Dos à dos
Villers, terrain à construire…
Dos à dos est une rencontre photographique qui donne à voir en une traversée
paysagère double la périphérie et les limites tangibles et invisibles de la commune
de Villers Bocage.
Cet échange expérimental croise le regard pensif et extérieur d’une artiste, Axelle
Rioult, et le point de vue à la fois cadré et impulsif de jeunes résidants villersois.
L’artiste a choisi un mode de présentation binaire, où chacune de ses images,
associées dos à dos à celle des jeunes, appréhende des fragments de territoire, des
zones indécises entre ruralité et urbanité, des étendues de pays criblées d’obstacles
visuels : voies de circulations, clôtures, panneaux de signalétiques etc.
Espaces verts, bâtiments à vocation commerciale, lotissements pavillonnaires,
terrains agricoles, routes goudronnées et sentiers pédestres. Ces espaces ordinaires
et parcellisés, apparaissent désertés et comme inachevés. Ils sont émaillés de
vides révélant une modification prochaine et inexorable comme destinés à évoluer
encore, à continuellement gagner les terrains alentours.
Tel un inventaire paysager, la succession de ces images interroge par son caractère
neutre et commun mais néanmoins rassurant, les épaisseurs temporelles et les
changements apparents qui sillonnent le territoire.
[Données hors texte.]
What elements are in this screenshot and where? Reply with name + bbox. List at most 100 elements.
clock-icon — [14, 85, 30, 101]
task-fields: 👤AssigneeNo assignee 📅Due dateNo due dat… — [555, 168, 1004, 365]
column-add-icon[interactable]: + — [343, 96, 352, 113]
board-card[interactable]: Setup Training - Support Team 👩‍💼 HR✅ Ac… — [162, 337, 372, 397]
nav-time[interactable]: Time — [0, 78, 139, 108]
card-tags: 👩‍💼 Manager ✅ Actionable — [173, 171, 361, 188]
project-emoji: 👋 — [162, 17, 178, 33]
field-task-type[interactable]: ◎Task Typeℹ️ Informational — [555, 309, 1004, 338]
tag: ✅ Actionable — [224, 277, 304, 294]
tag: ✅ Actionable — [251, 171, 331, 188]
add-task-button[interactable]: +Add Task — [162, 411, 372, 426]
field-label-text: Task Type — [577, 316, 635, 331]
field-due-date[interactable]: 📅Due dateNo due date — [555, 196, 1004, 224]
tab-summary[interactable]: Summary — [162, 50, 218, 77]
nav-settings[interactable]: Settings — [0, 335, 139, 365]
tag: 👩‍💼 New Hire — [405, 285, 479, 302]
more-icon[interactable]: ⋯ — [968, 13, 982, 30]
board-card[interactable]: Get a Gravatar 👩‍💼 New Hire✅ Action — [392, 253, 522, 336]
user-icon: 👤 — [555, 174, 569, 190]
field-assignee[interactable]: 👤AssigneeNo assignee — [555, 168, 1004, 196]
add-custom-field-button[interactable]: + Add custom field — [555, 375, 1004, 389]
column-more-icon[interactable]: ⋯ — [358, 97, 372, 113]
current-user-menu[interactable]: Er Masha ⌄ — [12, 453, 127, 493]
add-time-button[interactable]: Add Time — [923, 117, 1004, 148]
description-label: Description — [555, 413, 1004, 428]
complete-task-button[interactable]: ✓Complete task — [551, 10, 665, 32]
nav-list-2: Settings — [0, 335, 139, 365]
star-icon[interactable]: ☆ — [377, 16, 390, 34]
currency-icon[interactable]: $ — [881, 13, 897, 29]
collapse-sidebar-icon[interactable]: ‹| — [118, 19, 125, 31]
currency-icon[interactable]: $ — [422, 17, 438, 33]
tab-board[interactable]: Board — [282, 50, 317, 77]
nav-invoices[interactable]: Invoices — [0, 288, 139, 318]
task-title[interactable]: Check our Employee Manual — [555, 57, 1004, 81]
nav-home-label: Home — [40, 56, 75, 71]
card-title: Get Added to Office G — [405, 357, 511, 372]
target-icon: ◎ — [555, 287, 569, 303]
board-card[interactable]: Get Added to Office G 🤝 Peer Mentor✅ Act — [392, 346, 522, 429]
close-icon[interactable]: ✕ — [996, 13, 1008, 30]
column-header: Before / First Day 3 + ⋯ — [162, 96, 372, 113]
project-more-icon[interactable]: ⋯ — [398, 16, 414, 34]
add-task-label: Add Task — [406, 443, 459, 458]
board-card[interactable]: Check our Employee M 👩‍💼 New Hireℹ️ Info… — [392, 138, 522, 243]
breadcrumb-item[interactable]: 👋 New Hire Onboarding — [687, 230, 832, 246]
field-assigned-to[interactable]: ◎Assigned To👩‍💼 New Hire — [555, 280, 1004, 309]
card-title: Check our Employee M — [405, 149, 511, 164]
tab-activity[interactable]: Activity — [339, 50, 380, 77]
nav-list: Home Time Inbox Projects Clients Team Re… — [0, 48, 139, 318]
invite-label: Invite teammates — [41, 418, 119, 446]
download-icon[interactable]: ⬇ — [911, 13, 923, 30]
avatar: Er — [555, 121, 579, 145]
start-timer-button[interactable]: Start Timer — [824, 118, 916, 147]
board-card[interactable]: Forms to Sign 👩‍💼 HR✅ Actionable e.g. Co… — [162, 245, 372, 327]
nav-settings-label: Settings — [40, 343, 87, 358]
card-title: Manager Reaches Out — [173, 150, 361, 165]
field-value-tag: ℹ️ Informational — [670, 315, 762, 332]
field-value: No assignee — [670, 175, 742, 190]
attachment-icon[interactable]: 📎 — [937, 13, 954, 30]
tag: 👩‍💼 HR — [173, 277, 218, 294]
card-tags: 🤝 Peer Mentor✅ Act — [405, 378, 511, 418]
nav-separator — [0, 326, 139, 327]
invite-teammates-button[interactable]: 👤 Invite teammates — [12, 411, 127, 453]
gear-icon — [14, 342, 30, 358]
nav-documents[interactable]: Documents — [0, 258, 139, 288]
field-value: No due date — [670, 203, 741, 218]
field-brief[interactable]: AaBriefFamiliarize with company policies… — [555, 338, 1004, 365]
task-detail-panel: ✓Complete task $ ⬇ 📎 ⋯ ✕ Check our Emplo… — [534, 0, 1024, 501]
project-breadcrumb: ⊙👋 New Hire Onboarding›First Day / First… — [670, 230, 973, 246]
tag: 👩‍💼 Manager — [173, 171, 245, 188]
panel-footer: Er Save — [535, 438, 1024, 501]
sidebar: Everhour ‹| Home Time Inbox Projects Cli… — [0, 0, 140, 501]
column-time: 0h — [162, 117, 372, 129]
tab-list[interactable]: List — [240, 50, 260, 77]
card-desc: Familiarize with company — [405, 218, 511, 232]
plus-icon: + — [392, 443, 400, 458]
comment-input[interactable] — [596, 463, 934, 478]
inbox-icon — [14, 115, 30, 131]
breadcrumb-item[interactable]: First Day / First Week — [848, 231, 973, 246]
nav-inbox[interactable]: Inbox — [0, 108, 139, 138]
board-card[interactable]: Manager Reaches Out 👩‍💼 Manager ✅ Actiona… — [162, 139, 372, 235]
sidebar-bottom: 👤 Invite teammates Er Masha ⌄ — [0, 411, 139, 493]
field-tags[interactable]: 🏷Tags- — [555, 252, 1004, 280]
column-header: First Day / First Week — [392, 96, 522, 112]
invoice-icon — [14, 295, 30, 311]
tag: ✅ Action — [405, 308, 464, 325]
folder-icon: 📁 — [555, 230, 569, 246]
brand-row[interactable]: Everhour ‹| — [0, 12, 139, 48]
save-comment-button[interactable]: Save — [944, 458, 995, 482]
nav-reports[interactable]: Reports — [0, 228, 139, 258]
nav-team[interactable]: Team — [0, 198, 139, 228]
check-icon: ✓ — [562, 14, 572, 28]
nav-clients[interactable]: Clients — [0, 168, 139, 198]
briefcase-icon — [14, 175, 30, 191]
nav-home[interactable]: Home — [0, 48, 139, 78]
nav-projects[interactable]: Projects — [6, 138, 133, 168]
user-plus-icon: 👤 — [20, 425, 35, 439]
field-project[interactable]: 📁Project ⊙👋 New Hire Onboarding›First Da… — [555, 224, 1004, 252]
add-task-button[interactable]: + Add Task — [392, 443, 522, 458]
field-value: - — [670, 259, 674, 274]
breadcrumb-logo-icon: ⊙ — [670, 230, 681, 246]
Les constructions anciennes - en
pierre et en bois -, les sentiers terreux et les champs côtoient les parpaings et le
bitume des lotissements neufs, les routes et les zones dites artisanales ou
commerciales.
Issue d’une échappée entre l’artiste et les jeunes, intervenants à tour de rôle, cette
série témoigne alors d’un intérêt esthétique et sensible pour la brisure,
l’incomplétude, la limite, le vide ou encore la dispersion.
Ces successions de points de vue modélisent et s’accordent à montrer un équilibre
fragile à mesure que le bâti s’empare des étendues de nature. Elles laissent
néanmoins imaginer la façon dont on y vit et suggèrent les habitudes de ceux qui
empruntent ces voies, à la lisière de la ville et de la campagne.
Sur un mode alter ego, cette entrevue photographique offre un regard singulier sur
l’appropriation d’un territoire commun, substituant un moment de rencontre
exclusif voire intimiste à la solitude planante de ces espaces familiers.